Sospirai a quelle parole di Icarius.
Quello che temevo, niente armi e dei robot inferociti e indistruttibili che sfondavano la porta.
Il massimo, insomma.
La nostra unica speranza era quella stanza, e sembrava crollare ogni secondo di più.
Non avrebbe retto a lungo, e lo sapevamo, lo sapevamo bene.
Eravamo spacciati, i robot sarebbero entrati e avrebbero potuto fare qualunque cosa di noi.
L’unica cosa che mi dava speranza era ricordare il fatto che loro avessero chiesto il nostro aiuto per quanto riguardava la felicità degli uomini, sembravano davvero interessati a quell’argomento, e convinti che noi avremmo potuto aiutarli.
Ma come?
Forse quello ci avrebbe salvato dall’essere scappati?
Dovevamo trovare un piano, una spiegazione che ci evitasse di finire spiaccicati contro un muro.
Alla fine entrarono, e io sobbalzai per lo spavento.
L’unica cosa positiva fu la scomparsa immediata di Ymmah, che tornò ad essere un oggetto inanimato e non il contenitore di un fantasma che alimentava costantemente la mia gelosia.

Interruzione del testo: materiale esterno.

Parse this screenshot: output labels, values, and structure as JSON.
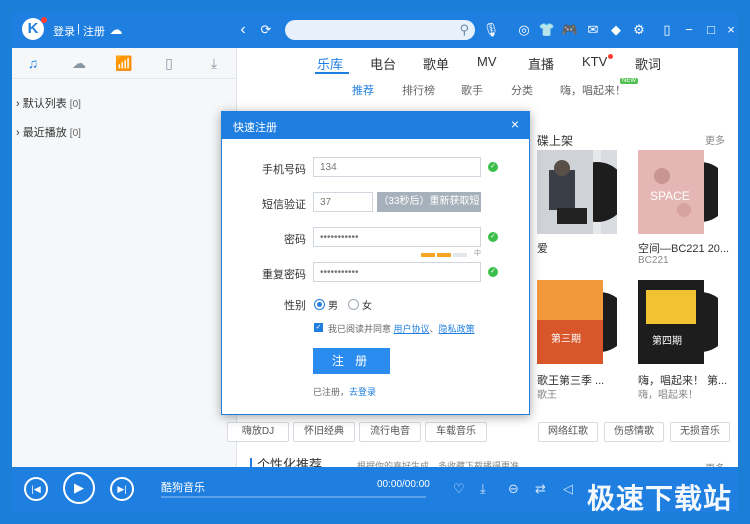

Ma poi Icarius mi strinse a sé e io dimenticai ogni cosa, sciogliendomi in quell’abbraccio così premuroso, inaspettato, forte.

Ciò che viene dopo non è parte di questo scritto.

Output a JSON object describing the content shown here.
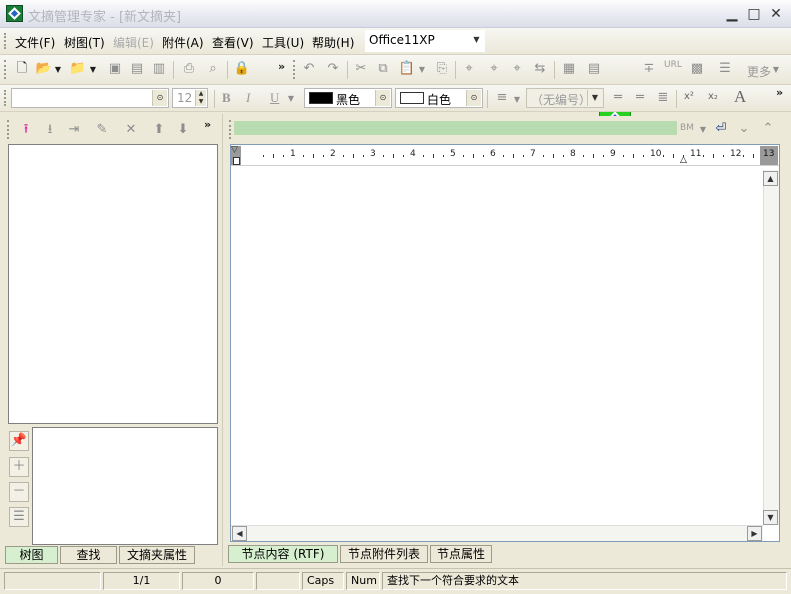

Restai lì, tra le sue braccia, incapace di muovermi, con il cuore che batteva sempre più forte nel sentire il suo, nel petto, ora così vicino al mio.
In quel momento non mi importava più nulla, non sentivo più nulla, non capivo più nulla.

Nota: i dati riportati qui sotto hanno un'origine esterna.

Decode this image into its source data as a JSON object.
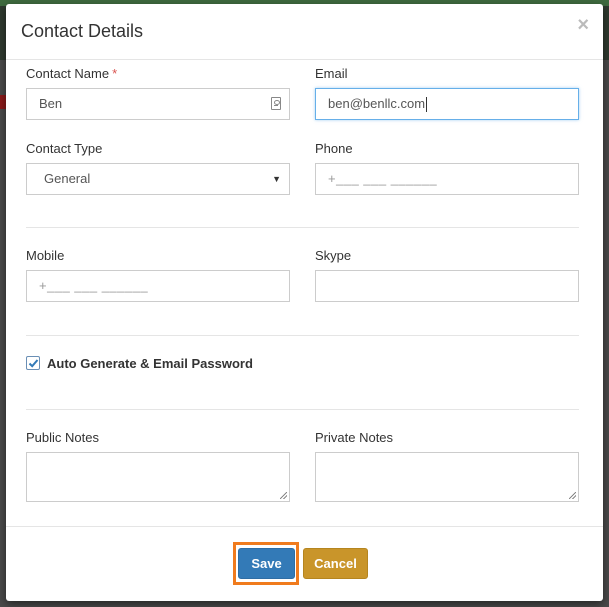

Sentivo solo la sua vicinanza, il contatto con il suo corpo stretto al mio, il suo respiro, il suo sguardo così vicino.
Alzai gli occhi su di lui, come in un sogno.
Forse era il momento meno adatto, o forse non ne esisteva uno migliore, eppure il mio sguardo in quel momento traboccava di emozioni forti e uniche che lui solo è stato in grado di darmi.